9. De stichting betoogt voorts dat de rechtbank ten onrechte heeft overwogen dat uit de adviezen van de schadecommissie van 2 januari 2013 blijkt dat bij de planologische vergelijking het vrijstellingsbesluit van 15 mei 2007 en het nieuwe bestemmingsplan afzonderlijk zijn betrokken en uiteen is gezet welke schade een gevolg is van het vrijstellingsbesluit dan wel het nieuwe bestemmingsplan. Daartoe voert de stichting aan dat in de adviezen niet is vermeld dat het vrijstellingsbesluit in de vergelijking tussen de planologische mogelijkheden van het nieuwe bestemmingsplan en het daaraan voorafgaande regime (hierna: de tweede planvergelijking) onderdeel van het oude planologische regime is. Voorts voert de stichting aan dat de bebouwing van fase 1b, die deels binnen het bestaande bouwvlak is gelegen en deels voor [belanghebbende A] en [belanghebbende C] niet zichtbaar is, zich op ruim 170 m van de woningen van [belanghebbende A] en [belanghebbende C] bevindt, terwijl de bebouwing van fase 1a zich op 30 m van deze woningen bevindt, zodat, anders dan de schadecommissie heeft gedaan, niet kan worden volgehouden dat de nadelige effecten van fase 1b in bijna dezelfde mate planschade veroorzaken als de nadelige effecten van fase 1a. Tevens voert de stichting aan dat uit de overwegingen van de schadecommissie over het kwalitatieve uitzicht vanuit de woningen van [belanghebbende A] en [belanghebbende C] blijkt dat daarbij ten onrechte geen rekening is gehouden met de bebouwing van fase 1a. Verder voert de stichting aan dat in de schriftelijke reactie van 27 december 2013 in verband met de nadelige effecten van fase 1b voornamelijk naar de nadelige effecten van fase 1a is verwezen.

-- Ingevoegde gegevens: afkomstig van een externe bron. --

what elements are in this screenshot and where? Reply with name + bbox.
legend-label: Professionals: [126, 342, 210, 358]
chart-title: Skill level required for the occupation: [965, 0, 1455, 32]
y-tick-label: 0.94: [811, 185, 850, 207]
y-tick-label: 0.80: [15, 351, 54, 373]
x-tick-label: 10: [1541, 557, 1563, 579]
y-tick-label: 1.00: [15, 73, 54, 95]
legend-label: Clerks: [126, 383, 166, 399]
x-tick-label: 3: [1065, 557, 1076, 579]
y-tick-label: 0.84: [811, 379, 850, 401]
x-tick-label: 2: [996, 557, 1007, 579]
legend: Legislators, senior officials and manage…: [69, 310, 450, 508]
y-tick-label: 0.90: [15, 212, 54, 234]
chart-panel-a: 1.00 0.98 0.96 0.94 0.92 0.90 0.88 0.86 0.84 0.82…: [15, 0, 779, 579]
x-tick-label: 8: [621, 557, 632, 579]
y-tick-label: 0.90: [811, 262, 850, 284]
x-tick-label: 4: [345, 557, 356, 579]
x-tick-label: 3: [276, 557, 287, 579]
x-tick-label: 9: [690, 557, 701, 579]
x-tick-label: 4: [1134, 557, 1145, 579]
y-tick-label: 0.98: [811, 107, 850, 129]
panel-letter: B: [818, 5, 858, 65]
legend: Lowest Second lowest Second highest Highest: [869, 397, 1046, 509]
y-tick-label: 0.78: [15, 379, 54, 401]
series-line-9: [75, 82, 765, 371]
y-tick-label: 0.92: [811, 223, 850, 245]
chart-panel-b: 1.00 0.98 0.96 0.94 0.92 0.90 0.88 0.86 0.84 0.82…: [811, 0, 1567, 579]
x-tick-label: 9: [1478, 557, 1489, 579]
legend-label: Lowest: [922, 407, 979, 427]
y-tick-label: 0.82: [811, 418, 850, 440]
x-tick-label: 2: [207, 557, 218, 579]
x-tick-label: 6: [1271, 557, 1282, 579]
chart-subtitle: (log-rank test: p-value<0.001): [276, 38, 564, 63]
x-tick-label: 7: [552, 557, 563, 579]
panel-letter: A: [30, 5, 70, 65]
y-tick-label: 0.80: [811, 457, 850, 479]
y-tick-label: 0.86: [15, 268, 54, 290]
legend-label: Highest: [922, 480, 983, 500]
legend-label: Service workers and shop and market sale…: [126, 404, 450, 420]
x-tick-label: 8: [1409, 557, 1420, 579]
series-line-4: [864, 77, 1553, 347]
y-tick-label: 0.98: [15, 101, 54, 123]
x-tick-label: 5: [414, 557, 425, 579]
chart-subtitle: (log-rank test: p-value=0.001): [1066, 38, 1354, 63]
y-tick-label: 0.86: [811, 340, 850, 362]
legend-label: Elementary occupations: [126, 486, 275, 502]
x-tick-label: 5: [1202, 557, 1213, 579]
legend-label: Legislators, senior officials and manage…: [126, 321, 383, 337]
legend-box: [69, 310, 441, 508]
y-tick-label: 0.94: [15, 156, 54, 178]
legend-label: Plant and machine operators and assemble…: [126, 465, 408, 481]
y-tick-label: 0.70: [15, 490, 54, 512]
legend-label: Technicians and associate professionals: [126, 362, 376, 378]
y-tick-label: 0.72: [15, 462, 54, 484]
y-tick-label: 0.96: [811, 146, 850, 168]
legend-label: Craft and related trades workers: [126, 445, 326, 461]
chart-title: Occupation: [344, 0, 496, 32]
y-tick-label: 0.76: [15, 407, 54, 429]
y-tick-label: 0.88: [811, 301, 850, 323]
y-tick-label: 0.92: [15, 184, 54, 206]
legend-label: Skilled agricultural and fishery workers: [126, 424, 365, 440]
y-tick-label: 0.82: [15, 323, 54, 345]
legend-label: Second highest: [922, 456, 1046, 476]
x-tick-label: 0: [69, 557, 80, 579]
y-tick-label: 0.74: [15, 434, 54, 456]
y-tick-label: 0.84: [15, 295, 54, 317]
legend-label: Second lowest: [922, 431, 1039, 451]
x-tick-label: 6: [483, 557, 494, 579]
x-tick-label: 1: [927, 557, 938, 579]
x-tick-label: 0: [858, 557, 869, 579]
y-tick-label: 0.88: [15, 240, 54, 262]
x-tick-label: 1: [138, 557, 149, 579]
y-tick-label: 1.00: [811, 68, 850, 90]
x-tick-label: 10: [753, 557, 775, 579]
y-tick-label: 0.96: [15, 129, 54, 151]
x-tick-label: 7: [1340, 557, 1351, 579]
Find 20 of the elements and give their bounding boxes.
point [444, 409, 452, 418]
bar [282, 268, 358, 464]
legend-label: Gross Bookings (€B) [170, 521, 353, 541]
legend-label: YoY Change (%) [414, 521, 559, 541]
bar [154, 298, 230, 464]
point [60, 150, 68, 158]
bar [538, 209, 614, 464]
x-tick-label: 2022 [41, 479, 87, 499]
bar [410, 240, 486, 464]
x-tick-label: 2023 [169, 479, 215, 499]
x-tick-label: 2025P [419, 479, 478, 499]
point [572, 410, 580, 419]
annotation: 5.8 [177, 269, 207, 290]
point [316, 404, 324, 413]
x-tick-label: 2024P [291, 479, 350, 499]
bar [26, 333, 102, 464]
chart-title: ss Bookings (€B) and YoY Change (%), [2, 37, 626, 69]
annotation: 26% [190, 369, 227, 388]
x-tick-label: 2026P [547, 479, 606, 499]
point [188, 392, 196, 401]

9.1. In hoger beroep is slechts in geschil of en zo ja, in hoeverre [belanghebbende A], [belanghebbende C] en [belanghebbende E] ten gevolge van de inwerkingtreding van het nieuwe bestemmingsplan schade hebben geleden.

9.2. Uit de adviezen van 2 januari 2013 valt af te leiden dat de schadecommissie daarin heeft onderkend dat de vrijstelling in de tweede planvergelijking onderdeel van het oude planologische regime is. In de bij het verweerschrift in hoger beroep gevoegde schriftelijke reactie van 16 oktober 2014 heeft de schadecommissie dit uitdrukkelijk bevestigd. Dat het nieuwe bestemmingsplan bij [belanghebbende A] en [belanghebbende C] in bijna dezelfde mate als de vrijstelling tot schade heeft geleid, ondanks dat de bebouwing in fase 1b zich op grotere afstand van de woningen van [belanghebbende A] en [belanghebbende C] bevindt dan de bebouwing in fase 1a, leidt niet tot een ander oordeel, omdat de omvang van de schade niet uitsluitend door de afstand van de woningen tot de schadeveroorzakende objecten wordt bepaald, maar ook door onder meer de aantasting van - de kwaliteit van - het uitzicht. Uit de adviezen, gelezen in samenhang met de schriftelijke reactie van 16 oktober 2014, valt voorts af te leiden dat bij het waarderen van de nadelige effecten van fase 1b rekening is gehouden met de bebouwing in fase 1a. Dat in de schriftelijke reactie van 27 december 2013, in verband met het waarderen van de nadelige effecten van fase 1b, voornamelijk naar de nadelige effecten van fase 1a is verwezen, is niet onbegrijpelijk. In de tweede planvergelijking zijn de nadelige effecten van fase 1a onderdeel van het oude planologische regime. De schadecommissie heeft naar deze effecten verwezen om het verschil tussen het nieuwe bestemmingsplan en het oude planologische regime inzichtelijk te maken.

Het betoog faalt.

10. De stichting betoogt verder dat de rechtbank heeft verzuimd een oordeel te geven over de beroepsgrond dat ten onrechte geen onderscheid tussen de woning aan de [locatie 1] en de woning aan de [locatie 2] is gemaakt.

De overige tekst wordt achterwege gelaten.